Tropical spastic paraparesis
|Tropical spastic paraparesis|
|HTLV-1 which causes TSP|
|Classification and external resources|
|Patient UK||Tropical spastic paraparesis|
Tropical spastic paraparesis (TSP), also called HTLV-I-Associated Myelopathy (HAM) or HTLV-I-Associated Myelopathy/Tropical Spastic Paraparesis (HAM/TSP) is a medical condition that causes weakness, muscle spasms, and sensory disturbance by Human T-lymphotropic virus resulting in paraparesis, weakness of the legs. As the name suggests, it is most common in tropical regions, including the Caribbean. Blood transfusion products are screened for HTLV-1 antibodies, as a preventive measure.
Signs and symptoms
- Leg instability
- Urinary dysfunction.
- Bowel dysfunction
- Back pain
- Erectile problems
Patients with TSP may also exhibit uveitis (inflammation of the uveal tract of the eye), arthritis (inflammation of one or more joints), pulmonary lymphocytic alveolitis (inflammation of the lung tissues), polymyositis (an inflammatory muscle disease), keratoconjunctivitis sicca (persistent dryness of the cornea and conjunctiva), and infectious dermatitis (inflammation of the skin).
HTLV-1 can be transmitted via breastfeeding (mother to child), sexual contact, via blood contact (transfusion or needle sharing).
In Tropical spastic paraparesis, HTLV-1 shows elevated cellular acquired immune response as well as high production of proinflammatory cytokines. IFN overexpression has been demonstrated as well. Also the number of NK cells (CD56+ and CD16+) is diminished.
Treatment of TSP involves corticosteroids to help with inflammation. Though any success with corticosteroids is short-lived, with symptoms worsened as the dosage is reduced. A synthetic derivative, 17-alpha-ethinyltestosterone, can be used to treat Tropical spastic paraparesis, improvement in motor and bladder function was reported but not sustainable.
Mogamulizumab, an anti-CCR4 IgG1 monoclonal antibody, is also being researched as a possible treatment for Tropical spastic paraparesis. The antibody reduces HTLV-1 proviral load and production of proinflammatory cytokines. Valproic acid has also succeeded in reducing the proviral load of HTLV-1 (though clinical benefits were minimal or none). A further combination of valproic acid and zidovudine has demonstrated a decrease in proviral loads (in animals).
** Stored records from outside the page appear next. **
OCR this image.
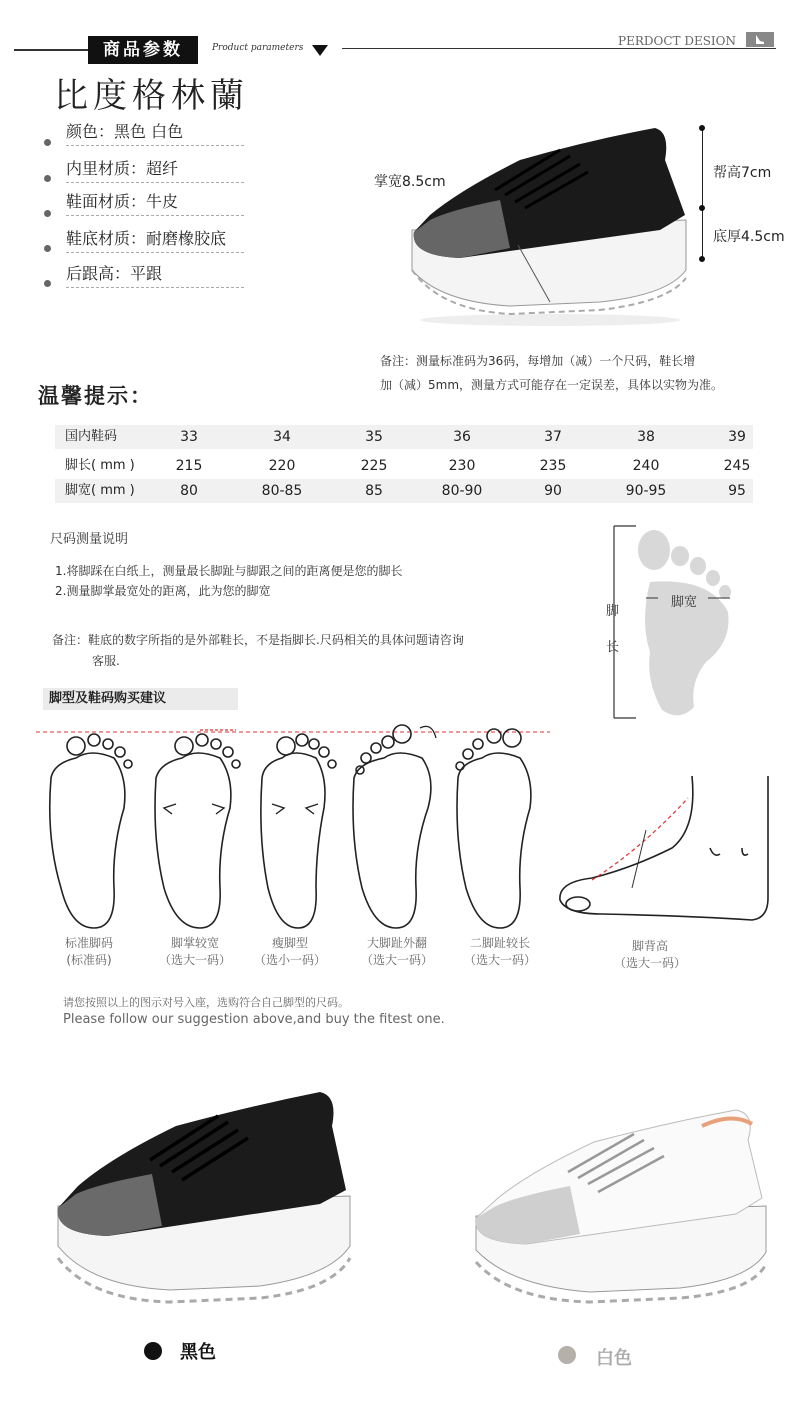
商品参数	Product parameters	PERDOCT DESION
比度格林蘭
颜色：黑色 白色
内里材质：超纤
鞋面材质：牛皮
鞋底材质：耐磨橡胶底
后跟高：平跟
掌宽8.5cm
帮高7cm
底厚4.5cm
备注：测量标准码为36码，每增加（减）一个尺码，鞋长增
加（减）5mm，测量方式可能存在一定误差，具体以实物为准。
温馨提示：
国内鞋码	33	34	35	36	37	38	39
脚长( mm )	215	220	225	230	235	240	245
脚宽( mm )	80	80-85	85	80-90	90	90-95	95
尺码测量说明
1.将脚踩在白纸上，测量最长脚趾与脚跟之间的距离便是您的脚长
2.测量脚掌最宽处的距离，此为您的脚宽
备注：鞋底的数字所指的是外部鞋长，不是指脚长.尺码相关的具体问题请咨询
客服.
脚
长
脚宽
脚型及鞋码购买建议
标准脚码
(标准码)
脚掌较宽
（选大一码）
瘦脚型
（选小一码）
大脚趾外翻
（选大一码）
二脚趾较长
（选大一码）
脚背高
（选大一码）
请您按照以上的图示对号入座，选购符合自己脚型的尺码。
Please follow our suggestion above,and buy the fitest one.
黑色	白色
The prognosis for Tropical spastic paraparesis indicates some improvement in a percentage of cases due to immunosuppressive treatment. A higher percentage will eventually lose the ability to walk within a ten-year interval.
For several decades, the term tropical spastic paraparesis was used to describe a chronic and progressive clinical syndrome that affected adults living in equatorial areas of the world. This condition was initially thought to be associated with infectious agents (such as Treponema pertenue and Treponema pallidum, which cause inflammation of the central nervous system) and with chronic nutritional deficiencies (such as avitaminosis) or exposure to potentially toxic foods (such as bitter cassava).
Tropical myeloneuropathies are classified as two separate syndromes: tropical ataxic neuropathy (TAN) and tropical spastic paraparesis (TSP). They are placed together because they are found in tropical countries, although tropical spastic paraparesis has occurred in temperate countries (e.g., Japan).